不貞行為の事実若しくは浮気相手を知った時から3年、または不貞行為をした時から20年が時効となっています。これらの時効を過ぎると、パートナーまたは浮気相手への慰謝料請求はできなくなりますので注意しておきましょう。
ただし、時効を過ぎて慰謝料請求ができなくなったとしても、相手が慰謝料を支払う意思がある場合には受け取ることが可能です。
パートナーまたは浮気相手が慰謝料の支払いをした後に、時効が完成していることに気がついたとしても、時効の完成を理由に一度支払った慰謝料の返還請求はできないとされています。
慰謝料には相場がある
不貞行為の慰謝料は、不貞行為によって精神的な苦痛を負ったとしてパートナーまたはその浮気相手の両方に対して請求できます。
不貞行為の慰謝料は、法律上「不法行為に基づく損害賠償請求」であり、50万円から300万円が相場といえるでしょう。
また、慰謝料の相場は不貞行為が原因となって離婚・別居したかによって相場が変わります。
法的知識があった方が有利に慰謝料請求できるでしょうから、相手と話し合いで解決したい場合であっても弁護士に相談することをおすすめします。
まとめ
配偶者に不倫されただけでも、された方にとっては耐えがたい屈辱や悔しさ、今後の人生に対する多大な不安を感じるはずです。

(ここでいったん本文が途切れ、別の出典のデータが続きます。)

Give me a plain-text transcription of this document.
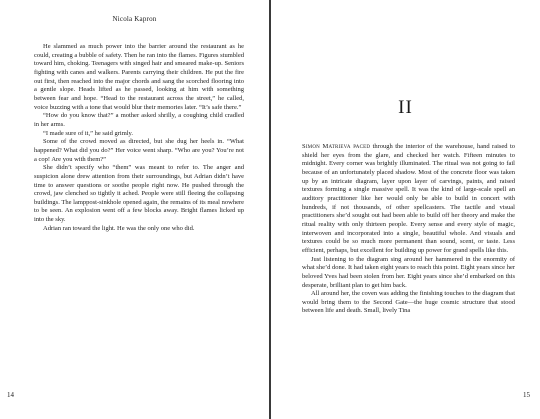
Nicola Kapron

He slammed as much power into the barrier around the restaurant as he could, creating a bubble of safety. Then he ran into the flames. Figures stumbled toward him, choking. Teenagers with singed hair and smeared make-up. Seniors fighting with canes and walkers. Parents carrying their children. He put the fire out first, then reached into the major chords and sang the scorched flooring into a gentle slope. Heads lifted as he passed, looking at him with something between fear and hope. “Head to the restaurant across the street,” he called, voice buzzing with a tone that would blur their memories later. “It’s safe there.”

“How do you know that?” a mother asked shrilly, a coughing child cradled in her arms.

“I made sure of it,” he said grimly.

Some of the crowd moved as directed, but she dug her heels in. “What happened? What did you do?” Her voice went sharp. “Who are you? You’re not a cop! Are you with them?”

She didn’t specify who “them” was meant to refer to. The anger and suspicion alone drew attention from their surroundings, but Adrian didn’t have time to answer questions or soothe people right now. He pushed through the crowd, jaw clenched so tightly it ached. People were still fleeing the collapsing buildings. The lamppost-sinkhole opened again, the remains of its meal nowhere to be seen. An explosion went off a few blocks away. Bright flames licked up into the sky.

Adrian ran toward the light. He was the only one who did.

14
II

Simon Matrieva paced through the interior of the warehouse, hand raised to shield her eyes from the glare, and checked her watch. Fifteen minutes to midnight. Every corner was brightly illuminated. The ritual was not going to fail because of an unfortunately placed shadow. Most of the concrete floor was taken up by an intricate diagram, layer upon layer of carvings, paints, and raised textures forming a single massive spell. It was the kind of large-scale spell an auditory practitioner like her would only be able to build in concert with hundreds, if not thousands, of other spellcasters. The tactile and visual practitioners she’d sought out had been able to build off her theory and make the ritual reality with only thirteen people. Every sense and every style of magic, interwoven and incorporated into a single, beautiful whole. And visuals and textures could be so much more permanent than sound, scent, or taste. Less efficient, perhaps, but excellent for building up power for grand spells like this.

Just listening to the diagram sing around her hammered in the enormity of what she’d done. It had taken eight years to reach this point. Eight years since her beloved Yves had been stolen from her. Eight years since she’d embarked on this desperate, brilliant plan to get him back.

All around her, the coven was adding the finishing touches to the diagram that would bring them to the Second Gate—the huge cosmic structure that stood between life and death. Small, lively Tina

15
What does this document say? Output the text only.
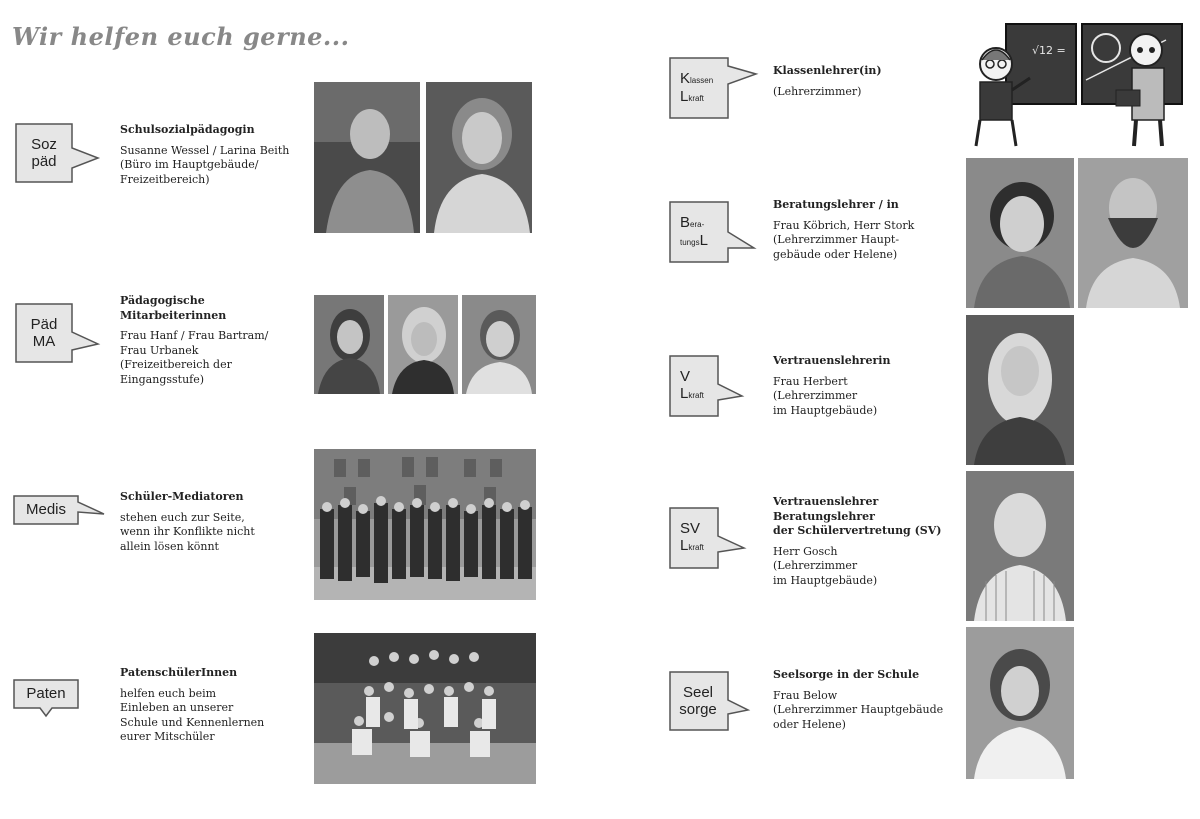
Wir helfen euch gerne...
Soz
päd
Schulsozialpädagogin
Susanne Wessel / Larina Beith
(Büro im Hauptgebäude/
Freizeitbereich)
Päd
MA
Pädagogische
Mitarbeiterinnen
Frau Hanf / Frau Bartram/
Frau Urbanek
(Freizeitbereich der
Eingangsstufe)
Medis
Schüler-Mediatoren
stehen euch zur Seite,
wenn ihr Konflikte nicht
allein lösen könnt
Paten
PatenschülerInnen
helfen euch beim
Einleben an unserer
Schule und Kennenlernen
eurer Mitschüler
Klassen
Lkraft
Klassenlehrer(in)
(Lehrerzimmer)
√12 =
Bera-
tungsL
Beratungslehrer / in
Frau Köbrich, Herr Stork
(Lehrerzimmer Haupt-
gebäude oder Helene)
V
Lkraft
Vertrauenslehrerin
Frau Herbert
(Lehrerzimmer
im Hauptgebäude)
SV
Lkraft
Vertrauenslehrer
Beratungslehrer
der Schülervertretung (SV)
Herr Gosch
(Lehrerzimmer
im Hauptgebäude)
Seel
sorge
Seelsorge in der Schule
Frau Below
(Lehrerzimmer Hauptgebäude
oder Helene)
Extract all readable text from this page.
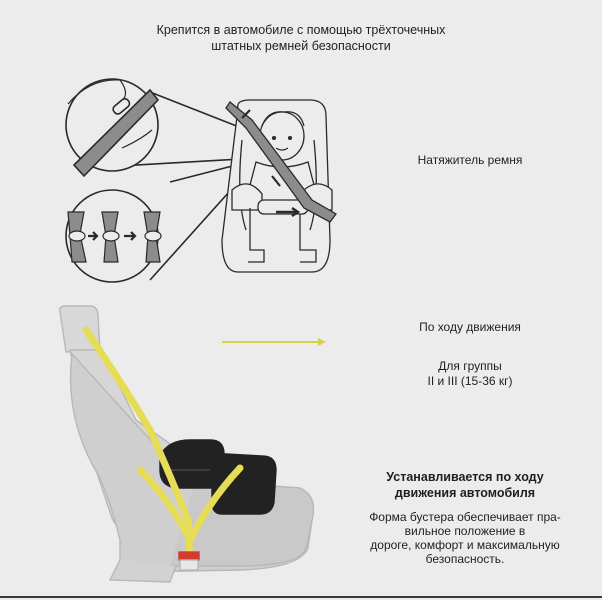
Крепится в автомобиле с помощью трёхточечных
штатных ремней безопасности
Натяжитель ремня
По ходу движения
Для группы
II и III (15-36 кг)
Устанавливается по ходу
движения автомобиля
Форма бустера обеспечивает пра-
вильное положение в
дороге, комфорт и максимальную
безопасность.
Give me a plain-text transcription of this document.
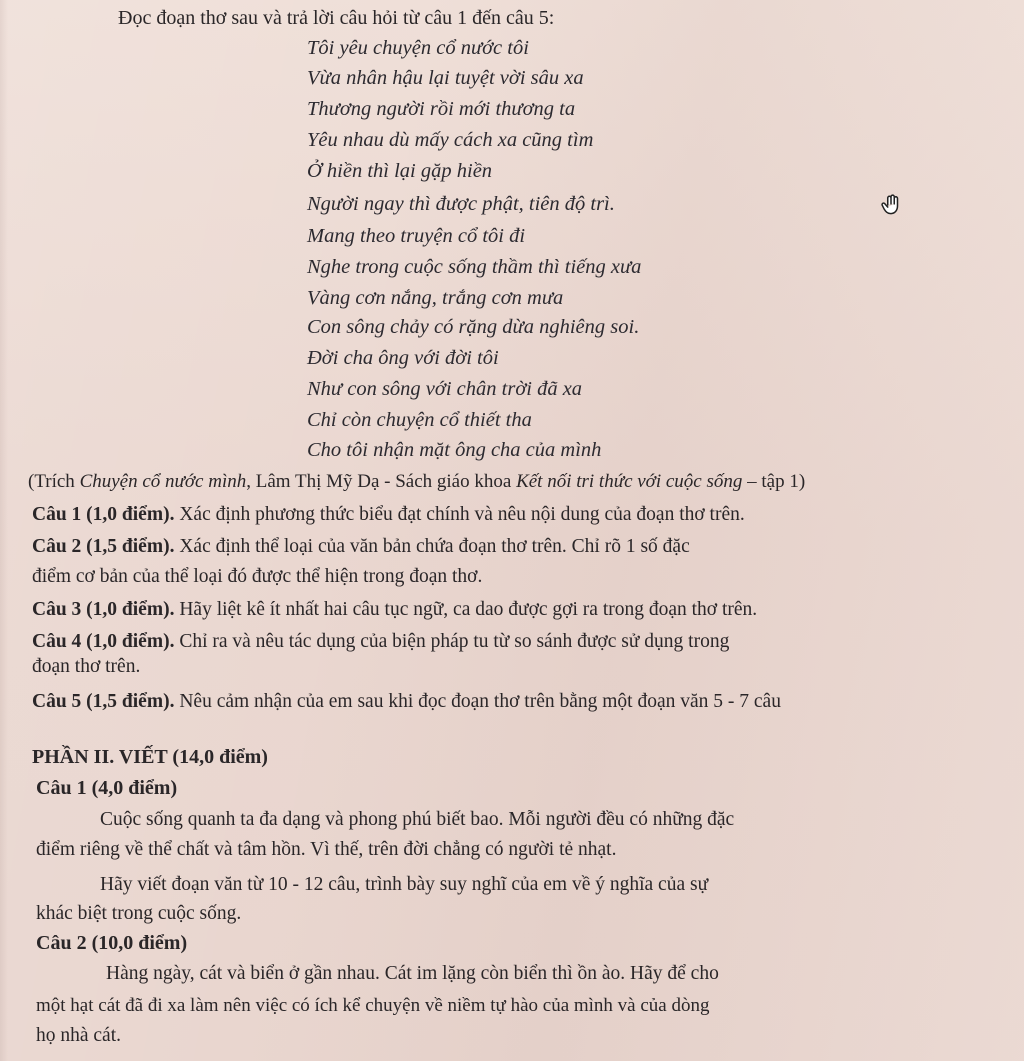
Đọc đoạn thơ sau và trả lời câu hỏi từ câu 1 đến câu 5:
Tôi yêu chuyện cổ nước tôi
Vừa nhân hậu lại tuyệt vời sâu xa
Thương người rồi mới thương ta
Yêu nhau dù mấy cách xa cũng tìm
Ở hiền thì lại gặp hiền
Người ngay thì được phật, tiên độ trì.
Mang theo truyện cổ tôi đi
Nghe trong cuộc sống thầm thì tiếng xưa
Vàng cơn nắng, trắng cơn mưa
Con sông chảy có rặng dừa nghiêng soi.
Đời cha ông với đời tôi
Như con sông với chân trời đã xa
Chỉ còn chuyện cổ thiết tha
Cho tôi nhận mặt ông cha của mình
(Trích Chuyện cổ nước mình, Lâm Thị Mỹ Dạ - Sách giáo khoa Kết nối tri thức với cuộc sống – tập 1)
Câu 1 (1,0 điểm). Xác định phương thức biểu đạt chính và nêu nội dung của đoạn thơ trên.
Câu 2 (1,5 điểm). Xác định thể loại của văn bản chứa đoạn thơ trên. Chỉ rõ 1 số đặc
điểm cơ bản của thể loại đó được thể hiện trong đoạn thơ.
Câu 3 (1,0 điểm). Hãy liệt kê ít nhất hai câu tục ngữ, ca dao được gợi ra trong đoạn thơ trên.
Câu 4 (1,0 điểm). Chỉ ra và nêu tác dụng của biện pháp tu từ so sánh được sử dụng trong
đoạn thơ trên.
Câu 5 (1,5 điểm). Nêu cảm nhận của em sau khi đọc đoạn thơ trên bằng một đoạn văn 5 - 7 câu
PHẦN II. VIẾT (14,0 điểm)
Câu 1 (4,0 điểm)
Cuộc sống quanh ta đa dạng và phong phú biết bao. Mỗi người đều có những đặc
điểm riêng về thể chất và tâm hồn. Vì thế, trên đời chẳng có người tẻ nhạt.
Hãy viết đoạn văn từ 10 - 12 câu, trình bày suy nghĩ của em về ý nghĩa của sự
khác biệt trong cuộc sống.
Câu 2 (10,0 điểm)
Hàng ngày, cát và biển ở gần nhau. Cát im lặng còn biển thì ồn ào. Hãy để cho
một hạt cát đã đi xa làm nên việc có ích kể chuyện về niềm tự hào của mình và của dòng
họ nhà cát.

それにもかかわらず、配偶者や不倫相手が不貞行為を認めない場合は、感情を抑えきれなくなるのも無理はないのかもしれません。
まずはひと息ついて、自分が何を求めているのかを考えてみましょう。
配偶者と和解してやり直したいのか、離婚したいのか、さらに慰謝料を請求したいのかを考えてみるのです。何を求めるにしても、感情的になって不貞行為の事実を相手に問いただすことは逆効果にこそなれ、得策ではありません。
不貞行為を認めない場合に話し合いを進めようとしても、相手が無視や拒絶などをして話し合いが進まないことは少なくありません。
少しでも有利に慰謝料請求するために、弁護士への相談が有効となるでしょう。
解決に向けてどのように一歩を踏み出せばよいのかが分からないときは、一人で悩まずに探偵社や弁護士の無料相談を活用してみましょう。